Here are some more thoughts from Alain de Botton’s book On Love.
First of all, on falling in love:
Albert Camus suggested that we fall in love with people because, from the outside, they look so whole, physically whole and emotionally ‘together,’ when subjectively we feel dispersed and confused. We would not love if there were no lack within us, but we are offended by the discovery of a similar lack in the other. Expecting to find the answer, we find only the duplicate of our own problem.
On maturity and emotions:
We could define maturity as the ability to give everyone what they deserve when they deserve it, to separate the emotions that belong to, and should be restricted to, oneself from those that should at once be expressed to their initiators, rather than passed on to later and more innocent arrivals.
On (not) living in the present. He asks, ‘Had there not been many times when the pleasures of the present had been rudely passed over in the name of the future …?’ and talks about ‘anticipation in the morning, anxiety in the actuality, and pleasant memories in the evening’, only to conclude that ‘the inability to live in the present lies in the fear of leaving the sheltered position of anticipation or memory, and so of admitting that this is the only life that one is ever likely … to live’.
On problems: ‘One can think problems into existence‘.

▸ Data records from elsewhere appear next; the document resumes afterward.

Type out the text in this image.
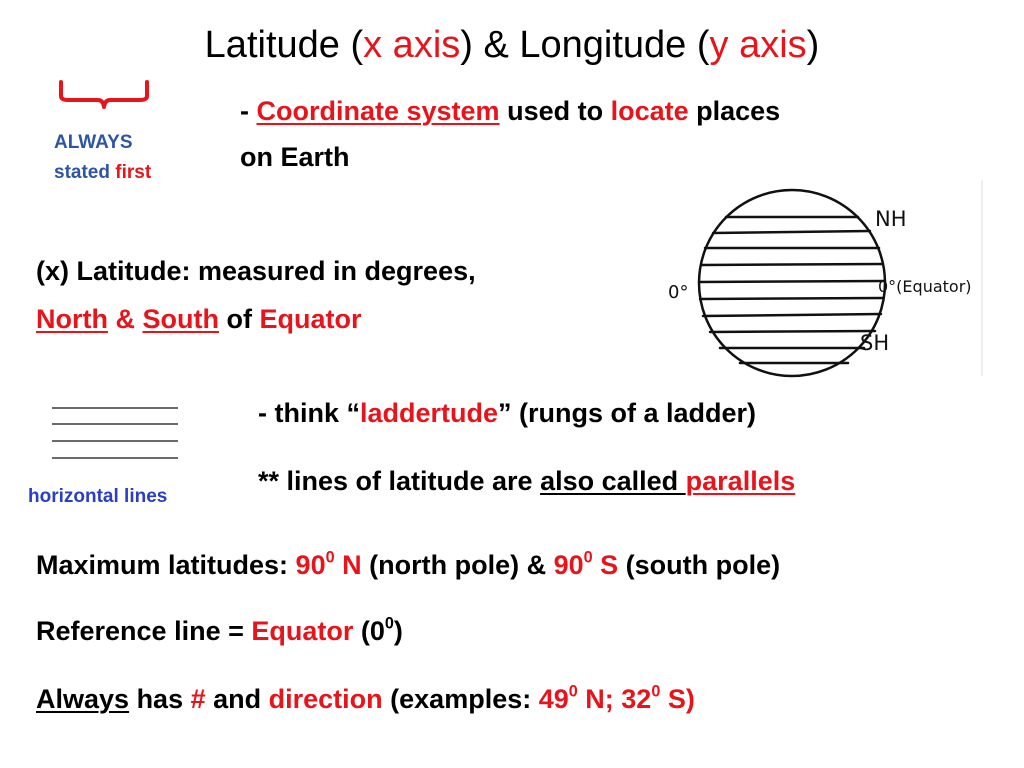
Latitude (x axis) & Longitude (y axis)
ALWAYS
stated first
- Coordinate system used to locate places
on Earth
(x) Latitude: measured in degrees,
North & South of Equator
NH
SH
0°	0°(Equator)
horizontal lines
- think “laddertude” (rungs of a ladder)
** lines of latitude are also called parallels
Maximum latitudes: $90^0$ N (north pole) & $90^0$ S (south pole)
Reference line = Equator $(0^0)$
Always has # and direction (examples: $49^0$ N; $32^0$ S)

On grief: ‘Bewildered and exhausted by grief, I suffocated on question marks: “Why me? Why this? Why now?“‘
On mature love:
… mature love is marked by an active awareness of the good and bad within each person, it is full of temperance, it resists idealization, it is free of jealousy, masochism, or obsession, it is a form of friendship with a sexual dimension, it is pleasant, peaceful, and reciprocated ….
On stoicism:
At the heart of stoicism lay the desire to disappoint oneself before someone else had the chance to do so. Stoicism was a crude defense against the dangers of the affections of others, dangers that would take more endurance than a life in the desert to be able to face. In calling for a monastic existence free of emotional turmoil, stoicism was simply trying to deny the legitimacy of certain potentially painful yet fundamental human needs. However brave, the stoic was in the end a coward at the point of perhaps the highest reality, at the moment of love.
There is much to ponder in these quotes.